Enhancing Security for Brain-Inspired Computing
ECE Assistant Professor Xiaolin Xu, in collaboration with Shaolei Ren from the University of California-Riverside, was awarded a $600,000 NSF grant for “Securing Brain-inspired Hyperdimensional Computing against Design-time and Run-time Attacks for Edge Devices.”
Abstract Source: NSF
Many computing applications depend on machine learning (ML) algorithms that analyze patterns in data and make predictions about new data they encounter. Many recent advances in these machine learning classifiers use approaches based on neural networks; however, neural networks often require large amounts of data, memory, and processing power. Brain-inspired hyperdimensional computing (HDC) has emerged in recent years as a less resource-heavy approach to building classifiers that are well-suited for smaller computing devices that have less computing power. However, just like other ML classifier architectures, HDC models may be threatened by attackers who want to degrade the models’ performance, insert backdoor “triggers” that let attackers take control of devices by presenting secret inputs, or steal the models themselves. However, these security risks in HDC models are not as well-studied as HDC performance. This project’s goal is to close that gap through a better understanding of HDC security vulnerabilities and defenses. This includes analyzing the space of possible attacks on HDC models, drawing parallels between attacks and defenses in neural networks and those in HDC models, and developing defenses that are as effective, efficient, and lightweight as the HDC models themselves so they can too be deployed in devices with limited computing power.

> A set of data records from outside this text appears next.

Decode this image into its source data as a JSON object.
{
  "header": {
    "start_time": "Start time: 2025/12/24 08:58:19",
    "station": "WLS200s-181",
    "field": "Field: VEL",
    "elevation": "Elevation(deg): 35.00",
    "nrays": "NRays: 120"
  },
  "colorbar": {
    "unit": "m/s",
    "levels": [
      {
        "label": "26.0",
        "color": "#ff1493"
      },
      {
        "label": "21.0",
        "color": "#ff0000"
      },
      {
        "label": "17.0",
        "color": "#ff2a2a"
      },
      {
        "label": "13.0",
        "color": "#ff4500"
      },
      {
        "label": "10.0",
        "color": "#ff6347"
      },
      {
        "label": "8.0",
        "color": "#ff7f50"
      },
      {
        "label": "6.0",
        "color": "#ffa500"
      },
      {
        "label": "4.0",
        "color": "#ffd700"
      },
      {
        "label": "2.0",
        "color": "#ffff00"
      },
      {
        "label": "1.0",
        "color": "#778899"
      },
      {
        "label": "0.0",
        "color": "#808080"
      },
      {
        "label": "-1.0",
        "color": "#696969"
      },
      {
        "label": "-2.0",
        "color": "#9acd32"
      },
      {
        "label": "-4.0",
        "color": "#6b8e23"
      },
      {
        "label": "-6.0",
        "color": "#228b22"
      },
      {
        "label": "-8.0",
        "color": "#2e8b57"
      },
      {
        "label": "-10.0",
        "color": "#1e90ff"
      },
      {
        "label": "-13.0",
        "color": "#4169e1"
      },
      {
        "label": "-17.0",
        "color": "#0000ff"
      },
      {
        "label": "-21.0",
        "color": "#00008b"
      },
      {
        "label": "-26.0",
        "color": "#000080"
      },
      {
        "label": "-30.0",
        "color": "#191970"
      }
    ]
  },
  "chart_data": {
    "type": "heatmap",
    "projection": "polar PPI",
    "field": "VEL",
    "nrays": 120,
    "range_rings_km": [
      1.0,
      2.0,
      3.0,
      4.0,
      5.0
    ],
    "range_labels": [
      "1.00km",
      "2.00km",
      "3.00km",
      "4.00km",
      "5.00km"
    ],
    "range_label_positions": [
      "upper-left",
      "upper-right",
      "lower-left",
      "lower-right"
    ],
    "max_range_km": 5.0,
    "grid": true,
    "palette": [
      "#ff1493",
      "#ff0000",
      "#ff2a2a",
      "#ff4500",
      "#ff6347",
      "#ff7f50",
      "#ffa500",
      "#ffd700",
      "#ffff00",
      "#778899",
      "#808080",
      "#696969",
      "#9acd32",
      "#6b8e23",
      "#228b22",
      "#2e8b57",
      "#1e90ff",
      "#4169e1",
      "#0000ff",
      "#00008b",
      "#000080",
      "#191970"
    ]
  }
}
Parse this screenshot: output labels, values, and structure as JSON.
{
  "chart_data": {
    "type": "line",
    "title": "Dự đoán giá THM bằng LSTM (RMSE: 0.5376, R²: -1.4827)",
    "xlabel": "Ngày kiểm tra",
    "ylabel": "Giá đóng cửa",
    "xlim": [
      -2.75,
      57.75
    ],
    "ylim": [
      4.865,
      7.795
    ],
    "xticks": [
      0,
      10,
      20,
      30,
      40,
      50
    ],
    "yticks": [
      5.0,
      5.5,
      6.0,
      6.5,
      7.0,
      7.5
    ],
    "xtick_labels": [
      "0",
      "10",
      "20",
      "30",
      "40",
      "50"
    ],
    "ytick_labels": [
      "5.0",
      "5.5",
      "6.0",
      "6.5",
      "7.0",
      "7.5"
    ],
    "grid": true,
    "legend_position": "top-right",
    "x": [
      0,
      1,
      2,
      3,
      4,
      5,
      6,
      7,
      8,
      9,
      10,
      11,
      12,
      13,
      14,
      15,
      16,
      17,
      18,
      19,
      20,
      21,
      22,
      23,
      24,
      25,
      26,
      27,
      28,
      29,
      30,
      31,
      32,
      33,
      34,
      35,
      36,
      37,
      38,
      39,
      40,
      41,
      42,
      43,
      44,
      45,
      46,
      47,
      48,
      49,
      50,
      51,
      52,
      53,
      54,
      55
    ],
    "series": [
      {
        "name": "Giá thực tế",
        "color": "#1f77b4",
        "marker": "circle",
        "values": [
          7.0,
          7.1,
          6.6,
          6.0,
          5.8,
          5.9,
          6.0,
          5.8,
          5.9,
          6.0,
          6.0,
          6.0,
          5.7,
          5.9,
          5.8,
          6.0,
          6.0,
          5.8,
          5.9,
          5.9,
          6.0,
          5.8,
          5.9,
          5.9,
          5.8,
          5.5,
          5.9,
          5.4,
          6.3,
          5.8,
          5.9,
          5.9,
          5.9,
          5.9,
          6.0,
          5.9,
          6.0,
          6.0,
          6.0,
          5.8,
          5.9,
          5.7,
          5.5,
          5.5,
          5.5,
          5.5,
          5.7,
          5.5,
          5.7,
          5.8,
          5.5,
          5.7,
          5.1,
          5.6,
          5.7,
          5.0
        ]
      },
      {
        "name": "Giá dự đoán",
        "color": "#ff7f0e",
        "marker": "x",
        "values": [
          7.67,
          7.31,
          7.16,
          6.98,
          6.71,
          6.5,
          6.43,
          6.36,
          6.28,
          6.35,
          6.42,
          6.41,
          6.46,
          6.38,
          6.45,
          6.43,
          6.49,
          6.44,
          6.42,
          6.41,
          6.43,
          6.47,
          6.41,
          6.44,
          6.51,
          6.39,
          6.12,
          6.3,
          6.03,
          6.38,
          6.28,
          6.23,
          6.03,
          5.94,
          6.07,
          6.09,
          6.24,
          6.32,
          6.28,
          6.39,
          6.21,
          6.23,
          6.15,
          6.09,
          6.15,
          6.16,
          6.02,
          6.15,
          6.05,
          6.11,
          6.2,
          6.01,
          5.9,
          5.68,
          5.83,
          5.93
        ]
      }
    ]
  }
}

This project paves the way for HDC-based inference on edge devices by systematically investigating the attack surface for HDC computing, from design time to run time and from algorithm to hardware. First, it explores the vulnerabilities associated with HDC and systematically defines its unique attack surface. Accordingly, it investigates critical threats against HDC model performance and privacy from adversarial input, model perturbation, and reverse engineering. Second, it explores effective and efficient defense strategies by incorporating algorithmic-, hardware-, and system-level methods. A key insight and tool in the proposed work are methods for relating neural network-based models and HDC models; this will allow for comparative studies as well as open possibilities for adapting existing attacks and defenses on neural network-based architectures to HDC contexts. The scientific outcomes will help reshape HDC-enabled computing systems toward greater security and robustness. The project also contains a significant educational component and provides abundant opportunities to nurture and attract students from under-represented groups to engage in computer science and computer science research.